濯易摁下接聽,不等他出言,麻木的說了句“我會回去”便直接挂斷。

他走在暖意融融的街頭,與全世界的歡聲笑語擦肩而過……

陽光也浸入不到他心底。

從頭到腳都是涼的。

電話撥不通。

濯易想,可能是……

可能是真到了那一天,當她關上那扇門時,他就只能徘徊在周邊,怎麽都沒辦法再朝她走近,他見不到她了。

不知該去往何處,胡亂走着,累了就坐在樹下長木椅上。

濯易低着頭,腦袋裏空闊茫然。

椅下一只流浪狗盤成一團曬着太陽,它灰色毛發在風吹雨打之下失去了光澤。

與它漆黑的眼睛對視着,濯易好像在它眸子裏看到了可憐的自己。

起身,想離去前給它買點零嘴,掏了掏口袋,沒有錢,那他剛才怎麽打車去的許氏集團?好像是刷的臉,被女司機師傅認出來了……

他真可憐,還有可笑。

吸了吸鼻子,濯易愧疚的望着流浪狗,他彎腰摸摸它頭,“你願不願意跟我走?”

流浪狗眼睛清澈而明亮,像是能讀懂他的善意,它輕吠一聲,朝他搖了搖尾巴,卻轉身朝反向離去。

它不跟他走。

它習慣了自由,也在風吹雨打之下磨練出了強勁的生存能力。

一條狗尚且如此,他卻為何要沮喪挫敗?

濯易抿了抿唇,他得先回去。

他可以去她家問張伯萍姨,可以問所有知道她下落的人,沒錯就是這樣!

但首先,他得離開這個不知道是哪裏的鬼地方。

給嚴彬打電話,老實聽他罵了半個鐘頭,車終于開了過來,一直數落到醫院,等他暫停,濯易默默道,“我想開機前去一趟國外。”
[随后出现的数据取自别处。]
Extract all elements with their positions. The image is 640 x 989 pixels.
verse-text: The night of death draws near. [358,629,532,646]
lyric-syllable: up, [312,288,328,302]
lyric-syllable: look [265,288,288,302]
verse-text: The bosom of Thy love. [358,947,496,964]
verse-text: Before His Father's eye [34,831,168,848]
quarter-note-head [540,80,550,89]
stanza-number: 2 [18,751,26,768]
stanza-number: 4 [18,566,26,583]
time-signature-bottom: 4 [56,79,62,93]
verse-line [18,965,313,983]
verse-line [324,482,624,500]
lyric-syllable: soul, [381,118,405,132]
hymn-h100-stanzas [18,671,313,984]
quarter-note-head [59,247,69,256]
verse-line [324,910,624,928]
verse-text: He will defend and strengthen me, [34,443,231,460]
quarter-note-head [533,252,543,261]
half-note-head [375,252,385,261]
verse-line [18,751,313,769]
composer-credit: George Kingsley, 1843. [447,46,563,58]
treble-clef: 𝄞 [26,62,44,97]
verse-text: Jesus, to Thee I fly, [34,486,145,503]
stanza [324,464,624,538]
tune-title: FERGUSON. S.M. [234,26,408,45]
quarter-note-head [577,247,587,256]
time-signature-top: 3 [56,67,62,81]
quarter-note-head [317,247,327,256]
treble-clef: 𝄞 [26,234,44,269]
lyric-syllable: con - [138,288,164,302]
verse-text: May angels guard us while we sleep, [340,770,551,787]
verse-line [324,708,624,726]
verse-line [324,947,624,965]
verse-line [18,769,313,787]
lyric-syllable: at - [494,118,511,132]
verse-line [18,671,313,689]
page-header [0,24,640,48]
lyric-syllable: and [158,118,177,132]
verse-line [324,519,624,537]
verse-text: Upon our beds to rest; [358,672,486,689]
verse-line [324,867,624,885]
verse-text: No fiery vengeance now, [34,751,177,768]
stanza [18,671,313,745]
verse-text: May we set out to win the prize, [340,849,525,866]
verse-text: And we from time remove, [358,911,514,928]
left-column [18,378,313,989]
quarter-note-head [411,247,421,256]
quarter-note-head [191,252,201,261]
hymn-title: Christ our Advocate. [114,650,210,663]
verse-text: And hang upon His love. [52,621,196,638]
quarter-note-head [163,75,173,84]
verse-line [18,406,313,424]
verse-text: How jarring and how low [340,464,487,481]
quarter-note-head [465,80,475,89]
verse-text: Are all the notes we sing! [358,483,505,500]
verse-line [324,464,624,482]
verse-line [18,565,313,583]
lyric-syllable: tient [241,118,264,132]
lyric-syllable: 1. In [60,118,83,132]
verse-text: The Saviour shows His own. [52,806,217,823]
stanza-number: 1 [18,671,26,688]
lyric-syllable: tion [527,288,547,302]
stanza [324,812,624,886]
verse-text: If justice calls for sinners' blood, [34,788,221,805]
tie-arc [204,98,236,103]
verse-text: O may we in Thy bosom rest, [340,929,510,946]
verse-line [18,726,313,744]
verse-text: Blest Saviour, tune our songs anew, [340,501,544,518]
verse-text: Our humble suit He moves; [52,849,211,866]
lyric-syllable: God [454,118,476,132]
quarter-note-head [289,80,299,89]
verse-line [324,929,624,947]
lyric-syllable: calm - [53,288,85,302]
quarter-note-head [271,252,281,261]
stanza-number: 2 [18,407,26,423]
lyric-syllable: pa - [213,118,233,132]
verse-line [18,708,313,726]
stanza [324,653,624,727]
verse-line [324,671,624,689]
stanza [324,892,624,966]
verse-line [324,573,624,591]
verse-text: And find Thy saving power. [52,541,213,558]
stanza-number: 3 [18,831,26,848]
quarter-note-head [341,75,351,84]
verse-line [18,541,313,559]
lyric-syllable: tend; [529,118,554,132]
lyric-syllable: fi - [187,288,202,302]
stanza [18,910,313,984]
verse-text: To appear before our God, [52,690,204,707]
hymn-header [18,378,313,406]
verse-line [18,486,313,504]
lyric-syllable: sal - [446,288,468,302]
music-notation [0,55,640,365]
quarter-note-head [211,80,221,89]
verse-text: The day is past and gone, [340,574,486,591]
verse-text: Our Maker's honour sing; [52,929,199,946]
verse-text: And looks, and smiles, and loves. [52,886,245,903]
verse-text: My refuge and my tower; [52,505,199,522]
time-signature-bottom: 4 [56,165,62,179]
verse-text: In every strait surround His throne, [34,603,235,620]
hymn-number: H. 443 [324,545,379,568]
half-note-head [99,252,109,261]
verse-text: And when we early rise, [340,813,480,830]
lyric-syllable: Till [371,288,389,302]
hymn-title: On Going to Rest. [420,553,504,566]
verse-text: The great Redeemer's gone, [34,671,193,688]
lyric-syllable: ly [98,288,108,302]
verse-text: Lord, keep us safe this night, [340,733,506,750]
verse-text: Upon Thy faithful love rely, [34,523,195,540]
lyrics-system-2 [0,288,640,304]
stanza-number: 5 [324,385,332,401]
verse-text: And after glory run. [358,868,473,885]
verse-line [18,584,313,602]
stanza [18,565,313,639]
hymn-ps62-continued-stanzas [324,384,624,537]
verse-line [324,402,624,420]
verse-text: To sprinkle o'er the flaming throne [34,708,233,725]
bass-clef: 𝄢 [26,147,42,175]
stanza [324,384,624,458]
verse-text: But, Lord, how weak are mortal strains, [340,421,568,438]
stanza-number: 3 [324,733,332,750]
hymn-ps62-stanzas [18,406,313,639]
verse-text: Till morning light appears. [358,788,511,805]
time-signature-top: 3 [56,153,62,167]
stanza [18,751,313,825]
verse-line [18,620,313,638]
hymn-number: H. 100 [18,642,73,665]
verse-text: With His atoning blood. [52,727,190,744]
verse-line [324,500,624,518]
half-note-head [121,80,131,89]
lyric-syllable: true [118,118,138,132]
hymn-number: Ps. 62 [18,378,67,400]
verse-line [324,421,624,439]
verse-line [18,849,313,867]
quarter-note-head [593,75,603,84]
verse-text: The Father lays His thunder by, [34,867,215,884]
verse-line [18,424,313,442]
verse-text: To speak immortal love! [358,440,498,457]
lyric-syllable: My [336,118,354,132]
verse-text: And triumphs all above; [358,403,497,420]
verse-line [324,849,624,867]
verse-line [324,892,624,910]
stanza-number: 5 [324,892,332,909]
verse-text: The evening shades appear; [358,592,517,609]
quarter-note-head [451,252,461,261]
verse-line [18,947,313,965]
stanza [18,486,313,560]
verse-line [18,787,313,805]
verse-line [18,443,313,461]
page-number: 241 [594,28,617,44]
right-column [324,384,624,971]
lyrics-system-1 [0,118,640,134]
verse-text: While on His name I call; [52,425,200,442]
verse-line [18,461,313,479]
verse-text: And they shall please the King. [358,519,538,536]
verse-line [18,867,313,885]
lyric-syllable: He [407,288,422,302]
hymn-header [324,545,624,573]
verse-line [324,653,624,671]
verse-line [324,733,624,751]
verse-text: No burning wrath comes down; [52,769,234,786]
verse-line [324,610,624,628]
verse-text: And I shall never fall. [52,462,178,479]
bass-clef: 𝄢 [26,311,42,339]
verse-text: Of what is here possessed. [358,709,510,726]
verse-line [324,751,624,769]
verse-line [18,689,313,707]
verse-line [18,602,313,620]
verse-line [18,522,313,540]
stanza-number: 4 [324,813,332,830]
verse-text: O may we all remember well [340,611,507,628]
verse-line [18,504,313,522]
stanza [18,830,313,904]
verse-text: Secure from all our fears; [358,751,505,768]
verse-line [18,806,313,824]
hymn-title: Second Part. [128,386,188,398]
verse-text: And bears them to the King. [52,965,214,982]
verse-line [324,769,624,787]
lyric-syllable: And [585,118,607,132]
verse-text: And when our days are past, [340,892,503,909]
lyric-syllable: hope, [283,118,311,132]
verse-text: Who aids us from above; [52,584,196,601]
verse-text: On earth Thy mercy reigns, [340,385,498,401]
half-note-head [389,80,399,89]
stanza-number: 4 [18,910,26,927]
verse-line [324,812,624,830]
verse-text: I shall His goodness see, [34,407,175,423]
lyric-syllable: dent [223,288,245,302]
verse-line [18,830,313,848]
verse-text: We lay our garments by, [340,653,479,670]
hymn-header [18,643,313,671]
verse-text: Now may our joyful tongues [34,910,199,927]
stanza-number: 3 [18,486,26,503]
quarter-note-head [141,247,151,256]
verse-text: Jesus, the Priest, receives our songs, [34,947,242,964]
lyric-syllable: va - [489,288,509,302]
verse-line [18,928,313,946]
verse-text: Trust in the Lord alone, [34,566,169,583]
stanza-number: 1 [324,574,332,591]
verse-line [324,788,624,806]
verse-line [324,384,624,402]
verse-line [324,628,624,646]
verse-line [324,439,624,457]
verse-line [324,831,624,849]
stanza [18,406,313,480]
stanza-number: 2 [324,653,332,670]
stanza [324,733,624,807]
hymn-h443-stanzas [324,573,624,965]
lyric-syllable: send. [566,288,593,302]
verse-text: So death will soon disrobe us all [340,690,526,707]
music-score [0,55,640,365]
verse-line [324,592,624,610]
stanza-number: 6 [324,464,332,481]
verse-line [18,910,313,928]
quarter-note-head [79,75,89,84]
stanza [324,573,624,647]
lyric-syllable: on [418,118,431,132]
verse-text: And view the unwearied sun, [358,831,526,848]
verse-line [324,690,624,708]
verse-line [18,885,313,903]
“你做什麽?散心?”嚴彬歪着嘴角點頭,“可以,不過得等病情穩定些。”

“我去找她。”濯易喃聲自言自語答。

回醫院取了錢包和被助理從酒店帶過來的手機,傍晚時分,濯易再度溜出醫院,他去了許念家。

可惜的是家門緊閉,大概她去了國外,張伯萍姨便回家了……

他沒有他們電話。

濯易頹敗地倚在栅欄旁,懊惱不已。

黃昏裏,他逐漸清瘦的臉頰被光影襯托得愈加挺拔。

是不是可以問唐以致?

他經不住誘惑的開始翻找手機通話記錄,很容易辨別找出了那串數字。

幾經折磨糾結,他顧不得了……

窮途末路時,原來人真的不會管是敵是友,他只知道,不能放棄任何一個機會,他不能讓時間一點點流逝,他無法想象時間慢慢會将她腦海裏對他的記憶都模糊,最終磨滅……

“喂?”

耳畔傳來一記低沉威嚴的低問。

顯然他也不屑于留存他的聯系方式,濯易低眉道,“我是濯易。”

對面緘默,久久不言。

氣氛尴尬,濯易嗓子因窘迫變得有些幹啞發癢,他忍不住輕咳一聲,打破了沉寂。

随後,一聲嗤笑響起,唐以致的聲音透着凜冽和陡峭,“怎麽?你是來耀武揚威的?很抱歉,我并沒有把一個會作出如此愚蠢決定的女人放在心上,我手中每一個工作都比她重要且有趣很多。”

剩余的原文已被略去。